I've never been a huge fan of download manager applications -- for my needs, I really felt that Firefox plus the Download Statusbar did everything I'd ever need relative to downloads. Then I spent some time using Many Tricks' new lightweight download manager, Leech. Leech is really best for those who download a lot of files; if you usually only download a couple of files a week, then your browser's built-in tools will probably meet your needs. But if you download a ton of stuff, you may find Leech quickly becoming an indispensable tool.
What does Leech offer that you don't get from your browser's built-in download tools? The biggest issue for me is that downloads are now independent of the browser (once they've begun). So if your browser crashes, you don't then have to start all over with a big set of downloads. Beyond that, though, Leech keeps a fully-searchable (and sortable) history of the files you've downloaded with it, making it easy to find an old download and (among other things) download it again. Leech's dock icon serves as a simple progress indicator, with the arrow icon filling in as downloads progress (and a badge shows how many downloads are in progress). You can limit the number of concurrent downloads, target files for downloading while offline, tell your Mac to shut down when all downloads are complete, use rules to control where downloads wind up based on certain conditions, and much more. Dan Frakes covered Leech as a Mac Gem last week; you can read his detailed write-up if you'd like additional information on the program.

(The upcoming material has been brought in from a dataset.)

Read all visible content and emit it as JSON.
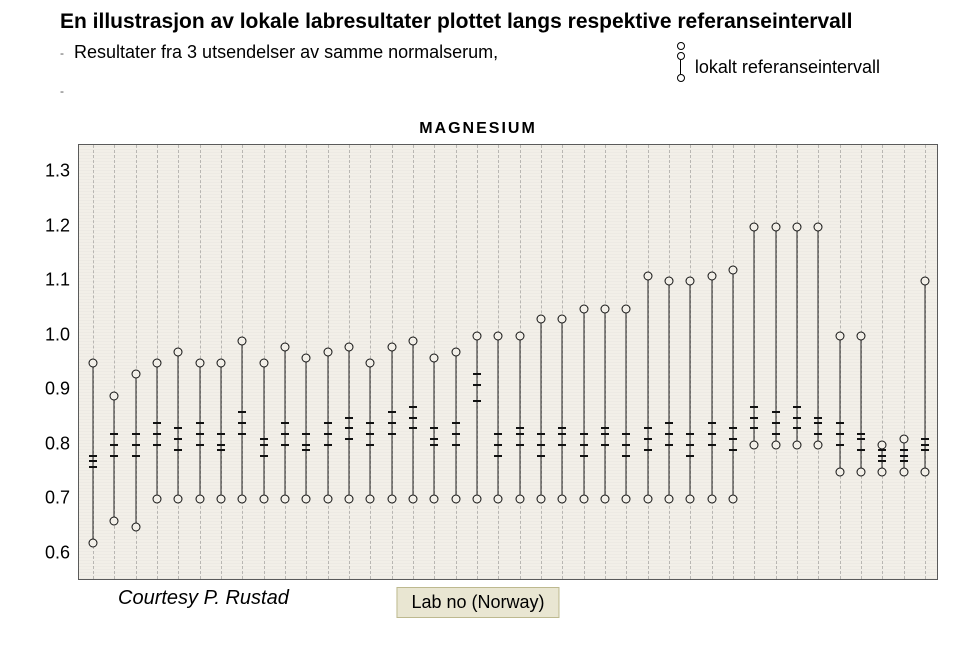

Leech will work as either a standalone application, or as a well-integrated add-on with Safari, Camino, OmniWeb and Firefox (using an add-on named FlashGot; Option-click will send download links to Leech). It works as an add-on by using an Input Manager (in all but Firefox), which some people don't necessarily like to install on their machines. Leech is very clear about how it does what it does, however, explaining in advance how the integration works, and offers an easy uninstall option. (Browser integration is not installed by default; you have to choose a menu item within the program to integrate Leech with your browsers.) I use Leech primarily with Firefox, and the integration via FlashGot works quite well, though it's not quite as seamless of an experience as it is in one of the Input Manager browsers.
If you're using Leech in standalone mode, one annoyance (and one that Leech probably has no ability to overcome) are sites that use redirection links for downloads, such as you'll find on versiontracker.com. Sending these download links (via drag and drop) to Leech won't work properly, though they'll work just fine when Leech is integrated with the browser (except in Firefox, that is).
This minor issue aside (I use macupdate.com for most of my downloads, as their download links work fine with Leech in either mode), Leech is a great tool if you download a lot of stuff. It takes minimal RAM (it's running with 17MB of real RAM right now), has a clean and effective UI, and offers enough features to make it worth the cost -- at least for a serial demo downloader like me!